Monday, July 11, 2011

Will electric cars ever take over our roads?

The debate continues whilst the technology gets better.....and now the Mini is giving it a good shot:


Leo Hickman test drives the Mini E.
Leo Hickman test drives the Mini E. Photograph: Martin Godwin
 
On 6 July last year, the US Patents and Trademark Office in Virginia received an application from General Motors to trademark the term "range anxiety". With just a few months to go before GM was set to launch its much-anticipated Chevy Volt – a plug-in hybrid, which would go on to earn the title of "most fuel-efficient compact car in the US" – the company's marketing team was on the offensive. It knew that prospective buyers would need to be convinced early on that the Volt would not have a limited range, as has proved the case with standard electric cars. "It's something we call 'range anxiety' – and it's real," explained Joel Ewanick, GM's head of marketing, when quizzed about the trademark application by car gossip website Jalopnik.com. "We're going to position this as a car first and electric second . . . People do not want to be stranded on the way home from work."

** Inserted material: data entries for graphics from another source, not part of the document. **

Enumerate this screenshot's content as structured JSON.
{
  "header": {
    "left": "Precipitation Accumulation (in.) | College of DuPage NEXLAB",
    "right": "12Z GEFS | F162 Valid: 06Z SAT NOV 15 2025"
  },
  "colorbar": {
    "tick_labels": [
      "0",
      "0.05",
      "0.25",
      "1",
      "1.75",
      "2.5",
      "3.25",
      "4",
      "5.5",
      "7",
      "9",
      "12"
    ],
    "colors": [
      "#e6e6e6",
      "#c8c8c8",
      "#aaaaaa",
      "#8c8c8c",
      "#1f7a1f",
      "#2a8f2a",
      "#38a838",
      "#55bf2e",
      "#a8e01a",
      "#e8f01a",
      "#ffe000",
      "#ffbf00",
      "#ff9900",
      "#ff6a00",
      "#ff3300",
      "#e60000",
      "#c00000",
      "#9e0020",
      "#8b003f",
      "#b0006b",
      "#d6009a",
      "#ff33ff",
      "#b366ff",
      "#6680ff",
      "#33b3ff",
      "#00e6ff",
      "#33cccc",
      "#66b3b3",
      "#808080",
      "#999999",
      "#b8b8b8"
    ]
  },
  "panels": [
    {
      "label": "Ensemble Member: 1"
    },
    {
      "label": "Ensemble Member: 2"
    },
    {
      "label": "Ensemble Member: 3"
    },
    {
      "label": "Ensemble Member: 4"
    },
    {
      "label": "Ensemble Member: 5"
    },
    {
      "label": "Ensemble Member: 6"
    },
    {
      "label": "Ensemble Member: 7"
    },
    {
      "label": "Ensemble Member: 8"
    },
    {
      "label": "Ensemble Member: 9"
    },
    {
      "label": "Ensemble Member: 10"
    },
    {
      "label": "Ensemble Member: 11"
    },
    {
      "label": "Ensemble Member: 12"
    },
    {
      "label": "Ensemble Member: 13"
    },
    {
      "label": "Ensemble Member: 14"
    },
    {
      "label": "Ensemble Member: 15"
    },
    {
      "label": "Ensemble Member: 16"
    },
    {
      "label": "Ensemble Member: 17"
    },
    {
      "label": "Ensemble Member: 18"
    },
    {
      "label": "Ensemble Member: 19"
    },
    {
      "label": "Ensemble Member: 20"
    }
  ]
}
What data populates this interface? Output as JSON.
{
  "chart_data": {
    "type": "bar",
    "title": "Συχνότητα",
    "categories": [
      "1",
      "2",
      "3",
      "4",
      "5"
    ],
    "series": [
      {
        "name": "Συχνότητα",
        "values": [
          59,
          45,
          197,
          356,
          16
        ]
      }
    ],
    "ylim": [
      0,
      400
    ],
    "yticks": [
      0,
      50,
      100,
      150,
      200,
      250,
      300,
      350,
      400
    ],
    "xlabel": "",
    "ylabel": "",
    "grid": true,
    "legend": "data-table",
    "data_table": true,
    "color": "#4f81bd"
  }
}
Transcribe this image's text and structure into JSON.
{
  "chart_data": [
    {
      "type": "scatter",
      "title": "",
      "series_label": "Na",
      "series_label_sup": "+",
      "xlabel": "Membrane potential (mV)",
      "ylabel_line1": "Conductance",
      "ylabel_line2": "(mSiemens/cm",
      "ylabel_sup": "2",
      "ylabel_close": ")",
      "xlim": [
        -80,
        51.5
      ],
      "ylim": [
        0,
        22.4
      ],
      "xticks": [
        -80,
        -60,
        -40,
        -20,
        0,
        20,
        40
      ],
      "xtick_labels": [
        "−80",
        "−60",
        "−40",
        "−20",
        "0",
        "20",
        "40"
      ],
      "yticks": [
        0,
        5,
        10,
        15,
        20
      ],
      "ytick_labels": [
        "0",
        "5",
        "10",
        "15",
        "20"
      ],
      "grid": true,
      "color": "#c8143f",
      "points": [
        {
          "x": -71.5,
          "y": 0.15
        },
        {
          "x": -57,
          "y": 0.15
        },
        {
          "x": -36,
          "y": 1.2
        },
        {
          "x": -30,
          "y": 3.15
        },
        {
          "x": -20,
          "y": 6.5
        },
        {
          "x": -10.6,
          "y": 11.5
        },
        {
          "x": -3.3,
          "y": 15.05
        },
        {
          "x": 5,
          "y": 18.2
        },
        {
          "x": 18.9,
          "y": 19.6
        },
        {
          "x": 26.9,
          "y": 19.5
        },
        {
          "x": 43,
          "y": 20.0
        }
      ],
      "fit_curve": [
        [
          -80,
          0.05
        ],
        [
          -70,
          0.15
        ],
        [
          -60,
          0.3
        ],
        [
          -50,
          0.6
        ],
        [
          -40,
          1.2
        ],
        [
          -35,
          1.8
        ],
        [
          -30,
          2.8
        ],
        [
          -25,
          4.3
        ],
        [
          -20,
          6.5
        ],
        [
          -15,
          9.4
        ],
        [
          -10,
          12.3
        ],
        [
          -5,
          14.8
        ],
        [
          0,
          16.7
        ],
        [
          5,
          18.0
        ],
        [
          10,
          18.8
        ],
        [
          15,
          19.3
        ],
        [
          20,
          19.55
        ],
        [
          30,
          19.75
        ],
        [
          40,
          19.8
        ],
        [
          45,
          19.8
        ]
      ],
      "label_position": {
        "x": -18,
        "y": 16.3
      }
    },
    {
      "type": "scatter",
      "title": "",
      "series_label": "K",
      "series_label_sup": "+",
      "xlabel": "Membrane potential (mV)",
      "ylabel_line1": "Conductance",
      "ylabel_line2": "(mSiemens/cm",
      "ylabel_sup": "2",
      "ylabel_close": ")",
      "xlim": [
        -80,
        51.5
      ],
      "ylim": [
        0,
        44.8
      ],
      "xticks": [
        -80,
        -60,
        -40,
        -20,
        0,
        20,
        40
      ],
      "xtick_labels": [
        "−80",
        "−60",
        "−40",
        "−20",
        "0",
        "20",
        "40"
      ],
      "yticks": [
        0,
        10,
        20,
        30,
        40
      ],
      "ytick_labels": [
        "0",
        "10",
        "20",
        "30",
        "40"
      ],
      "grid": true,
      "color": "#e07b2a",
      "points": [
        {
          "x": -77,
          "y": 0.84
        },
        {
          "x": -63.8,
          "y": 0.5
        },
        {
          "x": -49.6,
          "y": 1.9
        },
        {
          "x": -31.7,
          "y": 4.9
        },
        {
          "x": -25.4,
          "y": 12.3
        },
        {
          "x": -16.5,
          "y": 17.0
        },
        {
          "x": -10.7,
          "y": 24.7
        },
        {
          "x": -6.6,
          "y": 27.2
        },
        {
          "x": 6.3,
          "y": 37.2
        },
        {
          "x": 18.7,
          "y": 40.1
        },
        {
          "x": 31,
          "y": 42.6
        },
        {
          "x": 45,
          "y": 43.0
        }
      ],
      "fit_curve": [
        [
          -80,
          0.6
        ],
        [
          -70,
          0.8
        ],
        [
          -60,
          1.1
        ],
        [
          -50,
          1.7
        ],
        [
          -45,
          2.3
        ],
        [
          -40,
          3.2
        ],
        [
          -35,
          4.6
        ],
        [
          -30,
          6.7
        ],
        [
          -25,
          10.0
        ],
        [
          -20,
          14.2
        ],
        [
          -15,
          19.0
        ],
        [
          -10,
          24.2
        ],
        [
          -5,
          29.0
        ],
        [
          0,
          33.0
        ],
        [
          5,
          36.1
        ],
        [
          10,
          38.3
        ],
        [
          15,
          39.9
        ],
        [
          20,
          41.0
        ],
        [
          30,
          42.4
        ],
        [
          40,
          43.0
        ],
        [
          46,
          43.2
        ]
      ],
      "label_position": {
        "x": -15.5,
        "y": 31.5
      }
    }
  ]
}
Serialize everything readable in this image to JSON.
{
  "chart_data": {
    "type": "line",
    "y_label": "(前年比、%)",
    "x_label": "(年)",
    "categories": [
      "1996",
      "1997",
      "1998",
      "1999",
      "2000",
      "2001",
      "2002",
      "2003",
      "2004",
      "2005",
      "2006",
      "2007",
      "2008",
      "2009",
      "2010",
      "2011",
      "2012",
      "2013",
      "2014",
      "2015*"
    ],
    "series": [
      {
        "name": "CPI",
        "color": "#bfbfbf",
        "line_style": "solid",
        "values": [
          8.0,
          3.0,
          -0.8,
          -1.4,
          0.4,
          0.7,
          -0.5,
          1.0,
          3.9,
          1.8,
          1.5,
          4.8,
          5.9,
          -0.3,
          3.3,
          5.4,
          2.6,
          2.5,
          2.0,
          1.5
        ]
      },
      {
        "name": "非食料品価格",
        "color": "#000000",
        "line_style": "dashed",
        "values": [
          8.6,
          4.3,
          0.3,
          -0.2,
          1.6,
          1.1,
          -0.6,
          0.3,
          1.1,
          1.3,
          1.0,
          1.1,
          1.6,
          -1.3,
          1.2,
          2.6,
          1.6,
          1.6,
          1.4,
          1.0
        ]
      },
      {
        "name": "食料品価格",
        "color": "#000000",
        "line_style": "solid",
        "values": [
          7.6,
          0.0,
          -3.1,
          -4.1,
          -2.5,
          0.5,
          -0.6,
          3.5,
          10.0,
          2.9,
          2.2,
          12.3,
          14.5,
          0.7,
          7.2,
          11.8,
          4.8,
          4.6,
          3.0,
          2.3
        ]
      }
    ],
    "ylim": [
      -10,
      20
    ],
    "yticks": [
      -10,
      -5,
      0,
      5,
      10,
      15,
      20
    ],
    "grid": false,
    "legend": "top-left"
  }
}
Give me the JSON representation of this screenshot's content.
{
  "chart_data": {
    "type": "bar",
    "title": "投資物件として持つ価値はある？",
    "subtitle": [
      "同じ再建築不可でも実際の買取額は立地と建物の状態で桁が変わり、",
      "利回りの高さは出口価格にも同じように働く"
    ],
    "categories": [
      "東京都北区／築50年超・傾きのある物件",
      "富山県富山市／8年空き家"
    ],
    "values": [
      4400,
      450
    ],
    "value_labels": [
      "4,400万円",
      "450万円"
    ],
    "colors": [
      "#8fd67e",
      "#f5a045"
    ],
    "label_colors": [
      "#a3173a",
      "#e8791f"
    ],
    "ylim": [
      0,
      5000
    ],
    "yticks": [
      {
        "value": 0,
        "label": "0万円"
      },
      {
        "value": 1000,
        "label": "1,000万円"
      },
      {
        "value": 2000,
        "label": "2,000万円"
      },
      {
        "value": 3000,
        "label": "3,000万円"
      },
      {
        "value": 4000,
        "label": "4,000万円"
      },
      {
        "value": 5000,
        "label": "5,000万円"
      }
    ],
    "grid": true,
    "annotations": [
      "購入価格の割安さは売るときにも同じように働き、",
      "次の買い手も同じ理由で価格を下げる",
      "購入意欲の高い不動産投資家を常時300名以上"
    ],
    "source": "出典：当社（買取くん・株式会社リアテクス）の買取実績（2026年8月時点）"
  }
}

"Range anxiety" is very much on my own mind as I traverse the M40 between London and Oxford at 70mph in a prototype all-electric Mini E lent to me for the morning by BMW, the company currently conducting the world's most comprehensive trial aimed at gathering data on what it will take to convince people to ditch the internal combustion engine and go electric. (Yes, the same BMW that sells around 1.5m internal combustion engines globally each year.) As I look down at the gauge showing me that the car has less than 50% charge left, I have to keep reminding myself that the engineer who showed me round the car at Mini's Mayfair showroom said the car's 100-mile range at full charge would "easily" get me the 55 miles to BMW's Cowley plant just outside Oxford – with or without the air-con on full blast.